Thursday, March 1, 2007


With only 8 games left in the ACC's regular season, it's time to start seriously talking about All-ACC teams. There's general consensus out there that the ACC Player of the Year is going to be one of six players: Zabian Dowdell, Jared Dudley, Tyler Hansbrough, J.R. Reynolds, Al Thornton, or Sean Singletary. PAPER agrees with five of those six, but sees Josh McRoberts as more valuable than Hansbrough.

How can that be, though? Hansbrough is the 5th-leading scorer and 3rd-leading rebounder in ACC play, and has been just about exactly what everybody thought he would be in his sophomore season. McRoberts, on the other hand, has been labeled a disappointment after being a preseason All-ACC choice. Is the conventional wisdom--gasp!--wrong?

Well, yeah. Offensively, neither player has actually been all that impressive. Yeah, Hansbrough pours in the points, but he's barely above average on the boards, he turns the ball over more often than he ought to, and he's a lousy passer, even for a big man. McRoberts' advantages in range, field goal percentage, and setup rate are offset by an even greater tendency to turn the ball over and his below-average offensive rebounding.

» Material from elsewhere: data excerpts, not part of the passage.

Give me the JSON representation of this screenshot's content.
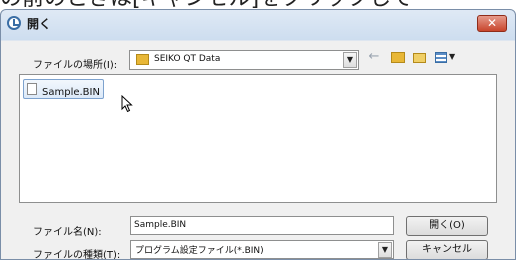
{
  "top_text": "の前のときは[キャンセル]をクリックして",
  "dialog": {
    "title": "開く",
    "close_label": "✕"
  },
  "lookin": {
    "label": "ファイルの場所(I):",
    "value": "SEIKO QT Data",
    "arrow": "▼"
  },
  "toolbar": {
    "back": "←"
  },
  "files": [
    {
      "name": "Sample.BIN"
    }
  ],
  "filename": {
    "label": "ファイル名(N):",
    "value": "Sample.BIN"
  },
  "filetype": {
    "label": "ファイルの種類(T):",
    "value": "プログラム設定ファイル(*.BIN)",
    "arrow": "▼"
  },
  "buttons": {
    "open": "開く(O)",
    "cancel": "キャンセル"
  }
}
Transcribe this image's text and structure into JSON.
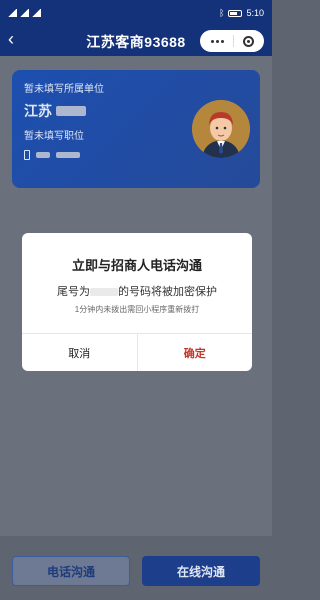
{
  "statusbar": {
    "time": "5:10"
  },
  "navbar": {
    "title": "江苏客商93688"
  },
  "card": {
    "line1": "暂未填写所属单位",
    "name_prefix": "江苏",
    "line3": "暂未填写职位"
  },
  "bottom": {
    "call_label": "电话沟通",
    "online_label": "在线沟通"
  },
  "modal": {
    "title": "立即与招商人电话沟通",
    "text_prefix": "尾号为",
    "text_suffix": "的号码将被加密保护",
    "hint": "1分钟内未拨出需回小程序重新拨打",
    "cancel_label": "取消",
    "ok_label": "确定"
  },
  "colors": {
    "nav_bg": "#14327a",
    "ok": "#c0392b"
  }
}
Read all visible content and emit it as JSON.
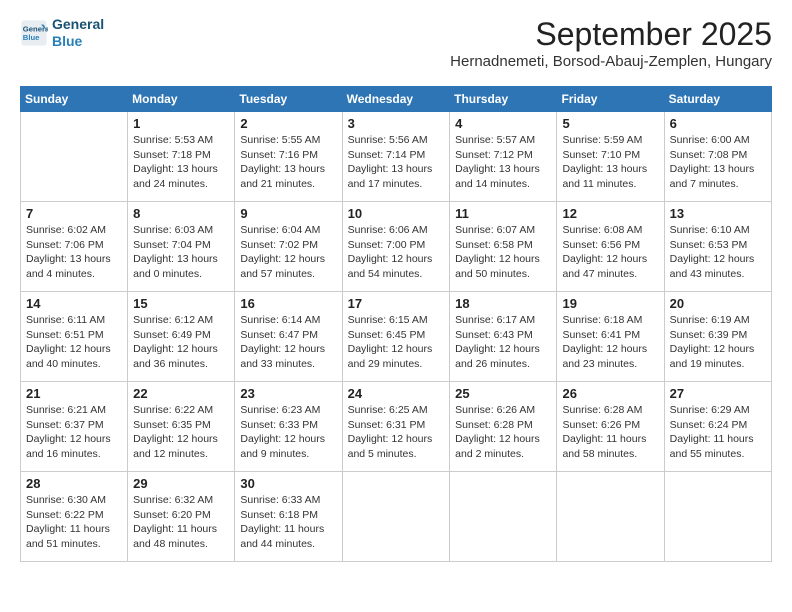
{
  "logo": {
    "line1": "General",
    "line2": "Blue"
  },
  "title": "September 2025",
  "location": "Hernadnemeti, Borsod-Abauj-Zemplen, Hungary",
  "days_of_week": [
    "Sunday",
    "Monday",
    "Tuesday",
    "Wednesday",
    "Thursday",
    "Friday",
    "Saturday"
  ],
  "weeks": [
    [
      {
        "day": "",
        "info": ""
      },
      {
        "day": "1",
        "info": "Sunrise: 5:53 AM\nSunset: 7:18 PM\nDaylight: 13 hours\nand 24 minutes."
      },
      {
        "day": "2",
        "info": "Sunrise: 5:55 AM\nSunset: 7:16 PM\nDaylight: 13 hours\nand 21 minutes."
      },
      {
        "day": "3",
        "info": "Sunrise: 5:56 AM\nSunset: 7:14 PM\nDaylight: 13 hours\nand 17 minutes."
      },
      {
        "day": "4",
        "info": "Sunrise: 5:57 AM\nSunset: 7:12 PM\nDaylight: 13 hours\nand 14 minutes."
      },
      {
        "day": "5",
        "info": "Sunrise: 5:59 AM\nSunset: 7:10 PM\nDaylight: 13 hours\nand 11 minutes."
      },
      {
        "day": "6",
        "info": "Sunrise: 6:00 AM\nSunset: 7:08 PM\nDaylight: 13 hours\nand 7 minutes."
      }
    ],
    [
      {
        "day": "7",
        "info": "Sunrise: 6:02 AM\nSunset: 7:06 PM\nDaylight: 13 hours\nand 4 minutes."
      },
      {
        "day": "8",
        "info": "Sunrise: 6:03 AM\nSunset: 7:04 PM\nDaylight: 13 hours\nand 0 minutes."
      },
      {
        "day": "9",
        "info": "Sunrise: 6:04 AM\nSunset: 7:02 PM\nDaylight: 12 hours\nand 57 minutes."
      },
      {
        "day": "10",
        "info": "Sunrise: 6:06 AM\nSunset: 7:00 PM\nDaylight: 12 hours\nand 54 minutes."
      },
      {
        "day": "11",
        "info": "Sunrise: 6:07 AM\nSunset: 6:58 PM\nDaylight: 12 hours\nand 50 minutes."
      },
      {
        "day": "12",
        "info": "Sunrise: 6:08 AM\nSunset: 6:56 PM\nDaylight: 12 hours\nand 47 minutes."
      },
      {
        "day": "13",
        "info": "Sunrise: 6:10 AM\nSunset: 6:53 PM\nDaylight: 12 hours\nand 43 minutes."
      }
    ],
    [
      {
        "day": "14",
        "info": "Sunrise: 6:11 AM\nSunset: 6:51 PM\nDaylight: 12 hours\nand 40 minutes."
      },
      {
        "day": "15",
        "info": "Sunrise: 6:12 AM\nSunset: 6:49 PM\nDaylight: 12 hours\nand 36 minutes."
      },
      {
        "day": "16",
        "info": "Sunrise: 6:14 AM\nSunset: 6:47 PM\nDaylight: 12 hours\nand 33 minutes."
      },
      {
        "day": "17",
        "info": "Sunrise: 6:15 AM\nSunset: 6:45 PM\nDaylight: 12 hours\nand 29 minutes."
      },
      {
        "day": "18",
        "info": "Sunrise: 6:17 AM\nSunset: 6:43 PM\nDaylight: 12 hours\nand 26 minutes."
      },
      {
        "day": "19",
        "info": "Sunrise: 6:18 AM\nSunset: 6:41 PM\nDaylight: 12 hours\nand 23 minutes."
      },
      {
        "day": "20",
        "info": "Sunrise: 6:19 AM\nSunset: 6:39 PM\nDaylight: 12 hours\nand 19 minutes."
      }
    ],
    [
      {
        "day": "21",
        "info": "Sunrise: 6:21 AM\nSunset: 6:37 PM\nDaylight: 12 hours\nand 16 minutes."
      },
      {
        "day": "22",
        "info": "Sunrise: 6:22 AM\nSunset: 6:35 PM\nDaylight: 12 hours\nand 12 minutes."
      },
      {
        "day": "23",
        "info": "Sunrise: 6:23 AM\nSunset: 6:33 PM\nDaylight: 12 hours\nand 9 minutes."
      },
      {
        "day": "24",
        "info": "Sunrise: 6:25 AM\nSunset: 6:31 PM\nDaylight: 12 hours\nand 5 minutes."
      },
      {
        "day": "25",
        "info": "Sunrise: 6:26 AM\nSunset: 6:28 PM\nDaylight: 12 hours\nand 2 minutes."
      },
      {
        "day": "26",
        "info": "Sunrise: 6:28 AM\nSunset: 6:26 PM\nDaylight: 11 hours\nand 58 minutes."
      },
      {
        "day": "27",
        "info": "Sunrise: 6:29 AM\nSunset: 6:24 PM\nDaylight: 11 hours\nand 55 minutes."
      }
    ],
    [
      {
        "day": "28",
        "info": "Sunrise: 6:30 AM\nSunset: 6:22 PM\nDaylight: 11 hours\nand 51 minutes."
      },
      {
        "day": "29",
        "info": "Sunrise: 6:32 AM\nSunset: 6:20 PM\nDaylight: 11 hours\nand 48 minutes."
      },
      {
        "day": "30",
        "info": "Sunrise: 6:33 AM\nSunset: 6:18 PM\nDaylight: 11 hours\nand 44 minutes."
      },
      {
        "day": "",
        "info": ""
      },
      {
        "day": "",
        "info": ""
      },
      {
        "day": "",
        "info": ""
      },
      {
        "day": "",
        "info": ""
      }
    ]
  ]
}
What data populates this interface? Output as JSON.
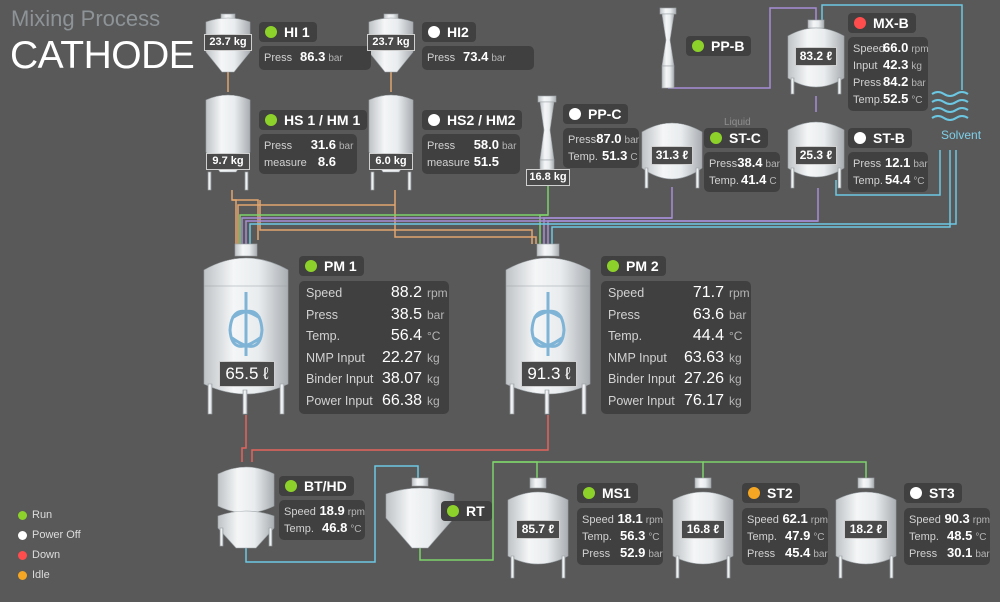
{
  "header": {
    "title": "Mixing Process",
    "subtitle": "CATHODE"
  },
  "colors": {
    "run": "#8cd22a",
    "power_off": "#ffffff",
    "down": "#ff4d4d",
    "idle": "#f5a623",
    "pipe_orange": "#e1a66f",
    "pipe_blue": "#6cc7e3",
    "pipe_purple": "#a58ed6",
    "pipe_green": "#7ed26b",
    "pipe_red": "#e5645c",
    "pipe_teal": "#4fb0b8"
  },
  "legend": [
    {
      "label": "Run",
      "color": "#8cd22a"
    },
    {
      "label": "Power Off",
      "color": "#ffffff"
    },
    {
      "label": "Down",
      "color": "#ff4d4d"
    },
    {
      "label": "Idle",
      "color": "#f5a623"
    }
  ],
  "units": [
    {
      "name": "HI 1",
      "status_color": "#8cd22a",
      "volume": "23.7 kg",
      "rows": [
        {
          "label": "Press",
          "value": "86.3",
          "unit": "bar"
        }
      ]
    },
    {
      "name": "HI2",
      "status_color": "#ffffff",
      "volume": "23.7 kg",
      "rows": [
        {
          "label": "Press",
          "value": "73.4",
          "unit": "bar"
        }
      ]
    },
    {
      "name": "HS 1 / HM 1",
      "status_color": "#8cd22a",
      "volume": "9.7 kg",
      "rows": [
        {
          "label": "Press",
          "value": "31.6",
          "unit": "bar"
        },
        {
          "label": "measure",
          "value": "8.6",
          "unit": ""
        }
      ]
    },
    {
      "name": "HS2 / HM2",
      "status_color": "#ffffff",
      "volume": "6.0 kg",
      "rows": [
        {
          "label": "Press",
          "value": "58.0",
          "unit": "bar"
        },
        {
          "label": "measure",
          "value": "51.5",
          "unit": ""
        }
      ]
    },
    {
      "name": "PP-B",
      "status_color": "#8cd22a",
      "volume": "",
      "rows": []
    },
    {
      "name": "PP-C",
      "status_color": "#ffffff",
      "volume": "16.8 kg",
      "rows": [
        {
          "label": "Press",
          "value": "87.0",
          "unit": "bar"
        },
        {
          "label": "Temp.",
          "value": "51.3",
          "unit": "C"
        }
      ]
    },
    {
      "name": "ST-C",
      "status_color": "#8cd22a",
      "volume": "31.3 ℓ",
      "rows": [
        {
          "label": "Press",
          "value": "38.4",
          "unit": "bar"
        },
        {
          "label": "Temp.",
          "value": "41.4",
          "unit": "C"
        }
      ]
    },
    {
      "name": "MX-B",
      "status_color": "#ff4d4d",
      "volume": "83.2 ℓ",
      "rows": [
        {
          "label": "Speed",
          "value": "66.0",
          "unit": "rpm"
        },
        {
          "label": "Input",
          "value": "42.3",
          "unit": "kg"
        },
        {
          "label": "Press",
          "value": "84.2",
          "unit": "bar"
        },
        {
          "label": "Temp.",
          "value": "52.5",
          "unit": "°C"
        }
      ]
    },
    {
      "name": "ST-B",
      "status_color": "#ffffff",
      "volume": "25.3 ℓ",
      "rows": [
        {
          "label": "Press",
          "value": "12.1",
          "unit": "bar"
        },
        {
          "label": "Temp.",
          "value": "54.4",
          "unit": "°C"
        }
      ]
    },
    {
      "name": "PM 1",
      "status_color": "#8cd22a",
      "volume": "65.5 ℓ",
      "rows": [
        {
          "label": "Speed",
          "value": "88.2",
          "unit": "rpm"
        },
        {
          "label": "Press",
          "value": "38.5",
          "unit": "bar"
        },
        {
          "label": "Temp.",
          "value": "56.4",
          "unit": "°C"
        },
        {
          "label": "NMP Input",
          "value": "22.27",
          "unit": "kg"
        },
        {
          "label": "Binder Input",
          "value": "38.07",
          "unit": "kg"
        },
        {
          "label": "Power Input",
          "value": "66.38",
          "unit": "kg"
        }
      ]
    },
    {
      "name": "PM 2",
      "status_color": "#8cd22a",
      "volume": "91.3 ℓ",
      "rows": [
        {
          "label": "Speed",
          "value": "71.7",
          "unit": "rpm"
        },
        {
          "label": "Press",
          "value": "63.6",
          "unit": "bar"
        },
        {
          "label": "Temp.",
          "value": "44.4",
          "unit": "°C"
        },
        {
          "label": "NMP Input",
          "value": "63.63",
          "unit": "kg"
        },
        {
          "label": "Binder Input",
          "value": "27.26",
          "unit": "kg"
        },
        {
          "label": "Power Input",
          "value": "76.17",
          "unit": "kg"
        }
      ]
    },
    {
      "name": "BT/HD",
      "status_color": "#8cd22a",
      "volume": "",
      "rows": [
        {
          "label": "Speed",
          "value": "18.9",
          "unit": "rpm"
        },
        {
          "label": "Temp.",
          "value": "46.8",
          "unit": "°C"
        }
      ]
    },
    {
      "name": "RT",
      "status_color": "#8cd22a",
      "volume": "",
      "rows": []
    },
    {
      "name": "MS1",
      "status_color": "#8cd22a",
      "volume": "85.7 ℓ",
      "rows": [
        {
          "label": "Speed",
          "value": "18.1",
          "unit": "rpm"
        },
        {
          "label": "Temp.",
          "value": "56.3",
          "unit": "°C"
        },
        {
          "label": "Press",
          "value": "52.9",
          "unit": "bar"
        }
      ]
    },
    {
      "name": "ST2",
      "status_color": "#f5a623",
      "volume": "16.8 ℓ",
      "rows": [
        {
          "label": "Speed",
          "value": "62.1",
          "unit": "rpm"
        },
        {
          "label": "Temp.",
          "value": "47.9",
          "unit": "°C"
        },
        {
          "label": "Press",
          "value": "45.4",
          "unit": "bar"
        }
      ]
    },
    {
      "name": "ST3",
      "status_color": "#ffffff",
      "volume": "18.2 ℓ",
      "rows": [
        {
          "label": "Speed",
          "value": "90.3",
          "unit": "rpm"
        },
        {
          "label": "Temp.",
          "value": "48.5",
          "unit": "°C"
        },
        {
          "label": "Press",
          "value": "30.1",
          "unit": "bar"
        }
      ]
    }
  ],
  "labels": {
    "solvent": "Solvent",
    "liquid": "Liquid"
  },
  "icons": {
    "solvent": "waves-icon",
    "vessel": "tank-icon",
    "pump": "pump-icon"
  }
}
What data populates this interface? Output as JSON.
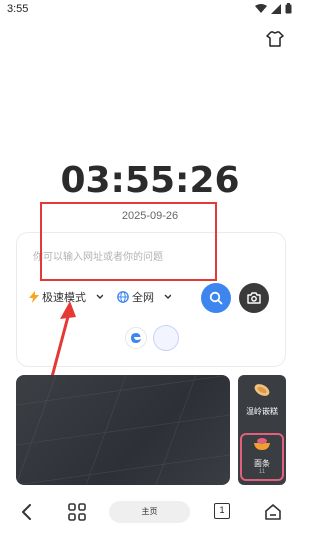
{
  "status": {
    "time": "3:55"
  },
  "clock": {
    "time": "03:55:26",
    "date": "2025-09-26"
  },
  "search": {
    "placeholder": "你可以输入网址或者你的问题",
    "mode_label": "极速模式",
    "network_label": "全网"
  },
  "feed": {
    "items": [
      {
        "label": "温岭嵌糕"
      },
      {
        "label": "面条",
        "sub": "11"
      }
    ]
  },
  "nav": {
    "home_label": "主页",
    "tab_count": "1"
  },
  "colors": {
    "accent": "#3d86f0",
    "annotation": "#e53935",
    "highlight": "#e0607e"
  }
}
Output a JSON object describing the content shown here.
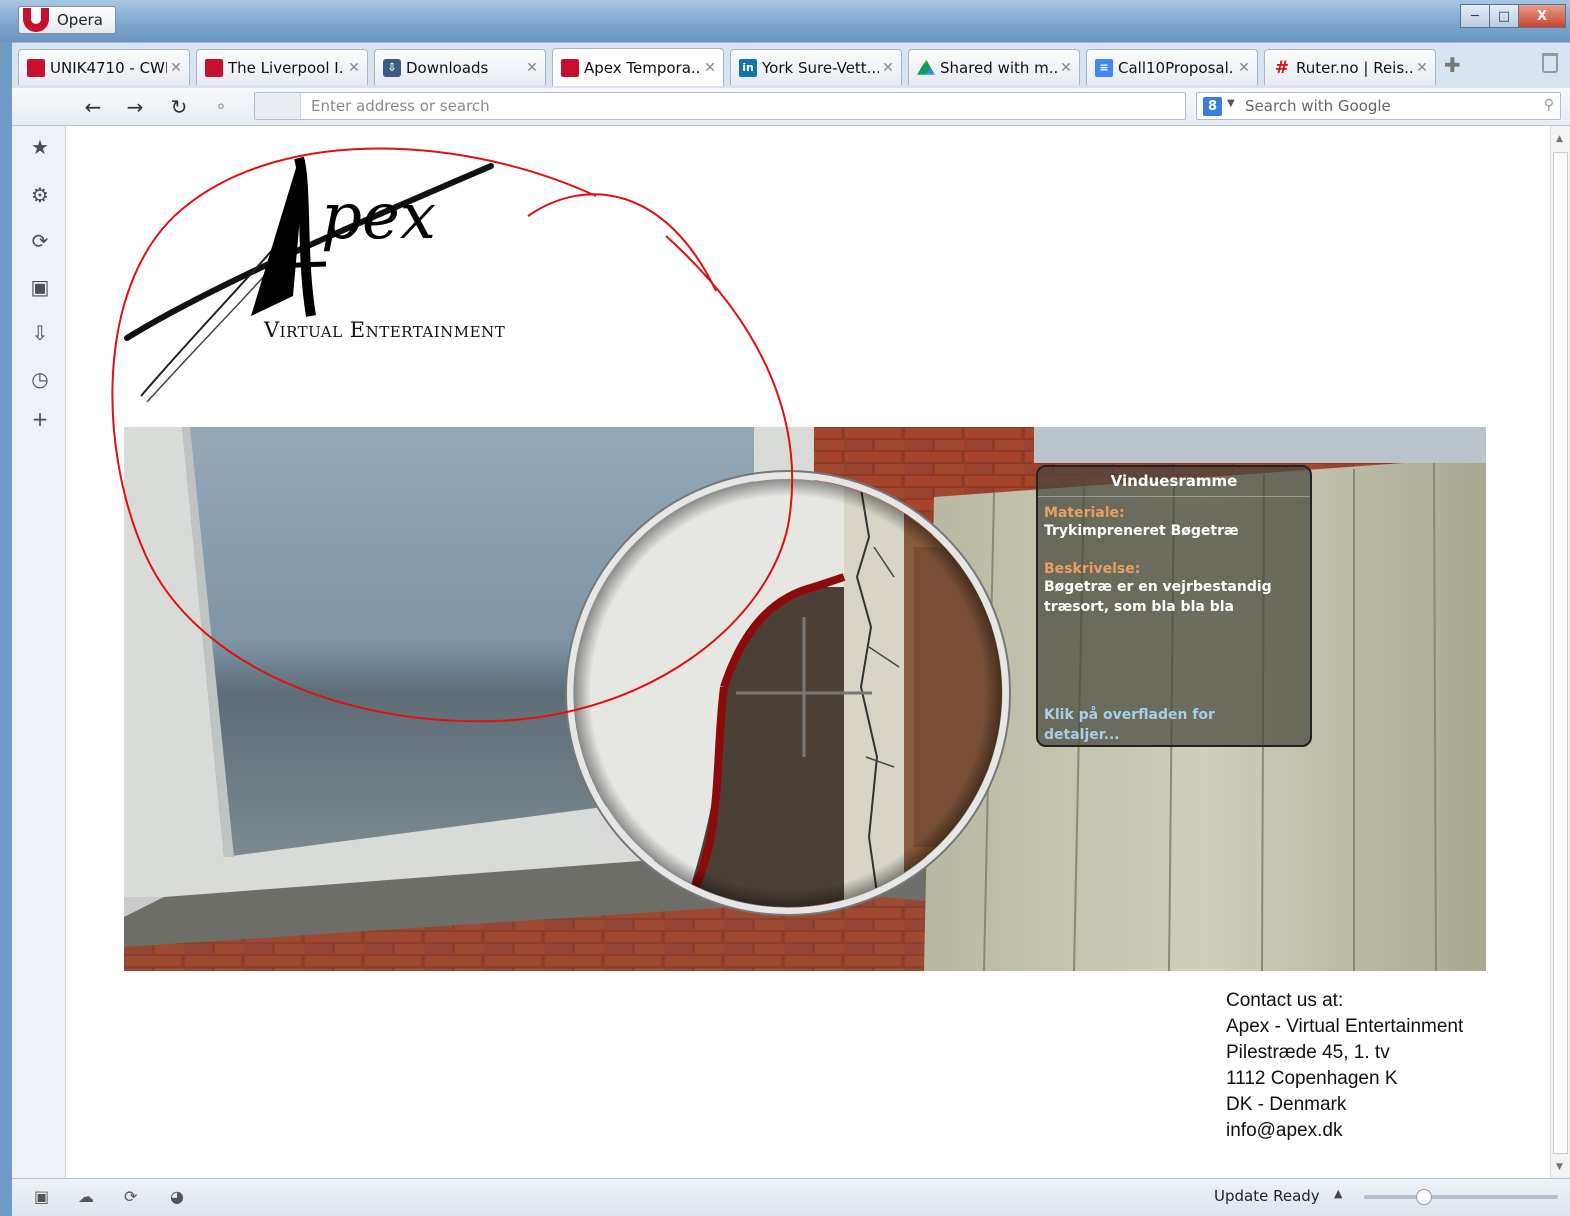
{
  "window": {
    "app_button_label": "Opera",
    "controls": [
      "minimize",
      "maximize",
      "close"
    ],
    "close_label": "X"
  },
  "tabs": [
    {
      "label": "UNIK4710 - CWI",
      "icon": "opera-icon",
      "active": false
    },
    {
      "label": "The Liverpool I...",
      "icon": "opera-icon",
      "active": false
    },
    {
      "label": "Downloads",
      "icon": "downloads-icon",
      "active": false
    },
    {
      "label": "Apex Tempora...",
      "icon": "opera-icon",
      "active": true
    },
    {
      "label": "York Sure-Vett...",
      "icon": "linkedin-icon",
      "active": false
    },
    {
      "label": "Shared with m...",
      "icon": "google-drive-icon",
      "active": false
    },
    {
      "label": "Call10Proposal...",
      "icon": "google-docs-icon",
      "active": false
    },
    {
      "label": "Ruter.no | Reis...",
      "icon": "hash-icon",
      "active": false
    }
  ],
  "navbar": {
    "address_value": "",
    "address_placeholder": "Enter address or search",
    "search_placeholder": "Search with Google",
    "search_engine_label": "8"
  },
  "sidepanel": [
    "bookmarks-icon",
    "extensions-icon",
    "unite-icon",
    "notes-icon",
    "downloads-icon",
    "history-icon",
    "add-panel-icon"
  ],
  "logo": {
    "name": "Apex",
    "subtitle": "Virtual Entertainment"
  },
  "info_panel": {
    "title": "Vinduesramme",
    "material_label": "Materiale:",
    "material_value": "Trykimpreneret Bøgetræ",
    "description_label": "Beskrivelse:",
    "description_value_line1": "Bøgetræ er en vejrbestandig",
    "description_value_line2": "træsort, som bla bla bla",
    "hint_line1": "Klik på overfladen for",
    "hint_line2": "detaljer..."
  },
  "contact": {
    "heading": "Contact us at:",
    "company": "Apex - Virtual Entertainment",
    "street": "Pilestræde 45, 1. tv",
    "city": "1112 Copenhagen K",
    "country": "DK - Denmark",
    "email": "info@apex.dk"
  },
  "statusbar": {
    "update_label": "Update Ready"
  },
  "colors": {
    "annotation_red": "#e01010",
    "label_orange": "#e8a060",
    "hint_blue": "#a7cfe6",
    "opera_red": "#c8102e"
  }
}
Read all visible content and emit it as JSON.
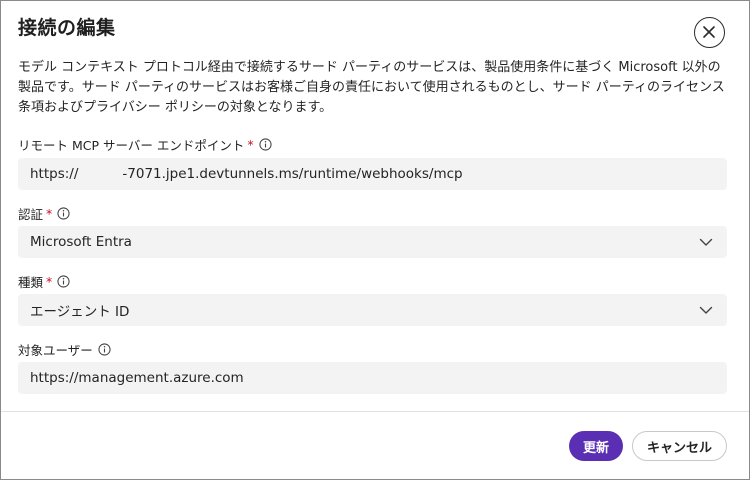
{
  "dialog": {
    "title": "接続の編集",
    "description": "モデル コンテキスト プロトコル経由で接続するサード パーティのサービスは、製品使用条件に基づく Microsoft 以外の製品です。サード パーティのサービスはお客様ご自身の責任において使用されるものとし、サード パーティのライセンス条項およびプライバシー ポリシーの対象となります。"
  },
  "fields": {
    "endpoint": {
      "label": "リモート MCP サーバー エンドポイント",
      "required_mark": "*",
      "value_prefix": "https://",
      "value_rest": "-7071.jpe1.devtunnels.ms/runtime/webhooks/mcp"
    },
    "auth": {
      "label": "認証",
      "required_mark": "*",
      "value": "Microsoft Entra"
    },
    "type": {
      "label": "種類",
      "required_mark": "*",
      "value": "エージェント ID"
    },
    "audience": {
      "label": "対象ユーザー",
      "value": "https://management.azure.com"
    }
  },
  "footer": {
    "update_label": "更新",
    "cancel_label": "キャンセル"
  },
  "icons": {
    "close": "close-icon",
    "info": "info-icon",
    "chevron": "chevron-down-icon"
  },
  "colors": {
    "primary": "#5b2fb3",
    "required": "#c50f1f",
    "field_bg": "#f3f3f3"
  }
}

But offense isn't the difference between these two. The fact is, Hansbrough, on paper at least, is only a slightly above-average defensive player, while McRoberts has been the best defensive player in the league by a huge margin. Most of that difference is due to the fact that Hansbrough is the worst net shot blocker in the league (net blocks being the difference between expected block rate and actual block rate). When you're 6'9" and 245 pounds, you've got to have more than 8 blocks in the season. Throw in that Tyler's also worse than average at forcing turnovers, and the only thing that's keeping him from being below league average is his high rebound rate.

None of this is to say that Tyler Hansbrough isn't a good player. He is. This year, though, he hasn't been an elite player.